I want to prove that in a group of order $pq^2$, if $p$ divides $|Z(G)|$, then $G$ is abelian.
I know that in this case, the order of $G/Z(G)$ must be $q^2$.
If $G/Z(G)\simeq \mathbb{Z}/{q^2}\mathbb{Z}$, then we are done, because $\mathbb{Z}/{q^2}\mathbb{Z}$ is cyclic.
But what happens if $G/Z(G)\simeq \mathbb{Z}/{q}\mathbb{Z}\times \mathbb{Z}/{q}\mathbb{Z}$? I think I'm missing something trivial..
You do not know that $G/Z(G)$ must have order $q^2$. In fact you are try to prove $G$ is abelian, which implies $Z(G) = G$ so you are actually trying to show $G/Z(G)$ has order $1$.
Note that since $p$ divides $|Z(G)|$, a sylow $p$, $S_p$ is central.
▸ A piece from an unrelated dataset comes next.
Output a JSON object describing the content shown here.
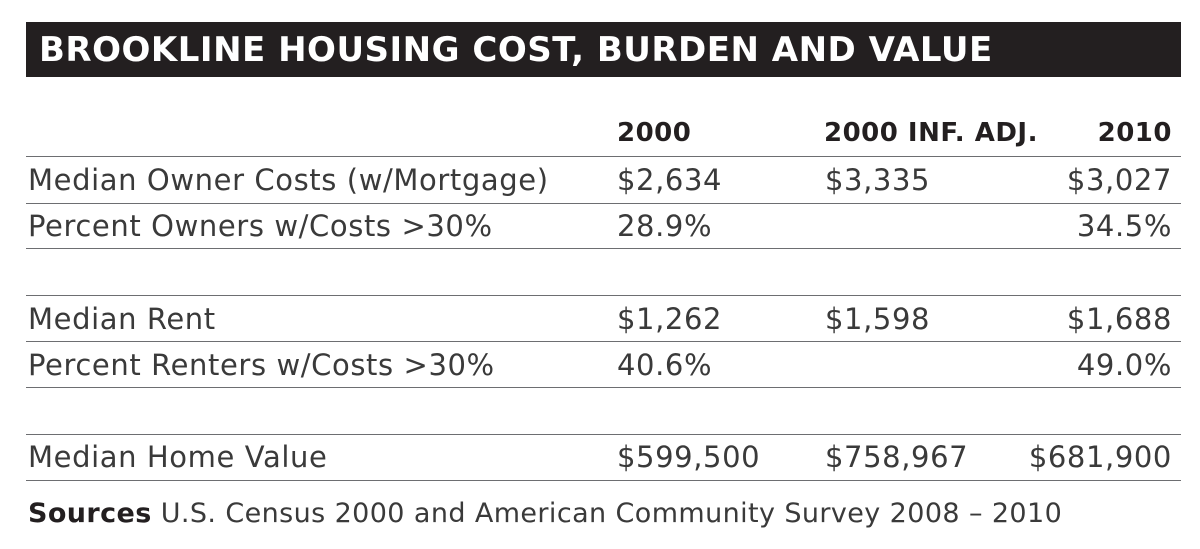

Thus $1 \to S_p \to G \to G/S_p \to1$ is a short exact sequence with $S_p$ central and $G/S_p$ nilpotent (order $q^2$ is abelian). It follows that $G$ is nilpotent, and hence is the product of its Sylow subgroups $G = S_p \times S_q$ and $S_q$ has order $q^2$ and is hence abelian.
Let suppose $|Z(G)|=p$ (else $G/Z(G)$ is cyclic).
Let $S$ be the subgroup generated by an element $s$ of order $q$ and consider $C(S)$, the centralizer of $S$ (the biggest subgroup of $G$ such that every element of $C(S)$ commutes with every element of $S$).
What about the cardinality of this subgroup?
Hence $C(S)=G$ (looking at their the cadinality) and then we have an absurd because this means that $|Z(G)| > p$.
Clearly $|Z(G)|=p$ and index$[G:Z(G)]=q^2$, so $Z(G)$ is normal Hall-subgroup. By the theorem of Schur-Zassenhaus it has a complement $H$, so $G=HZ(G)$, $H \cap Z(G) =1$. Hence $|H|=q^2$ and $H$ is abelian. But then $G=HZ(G)$ must be abelian.
Note without Schur-Zassenhaus: in general if $G/Z(G)$ is abelian, then $G$ is nilpotent. And hence $G$ is the direct product of its Sylow subgroups. In this case it follows that $G$ is abelian. By the way note that you must assume that $p \neq q$, otherwise the statement of the OP is not true.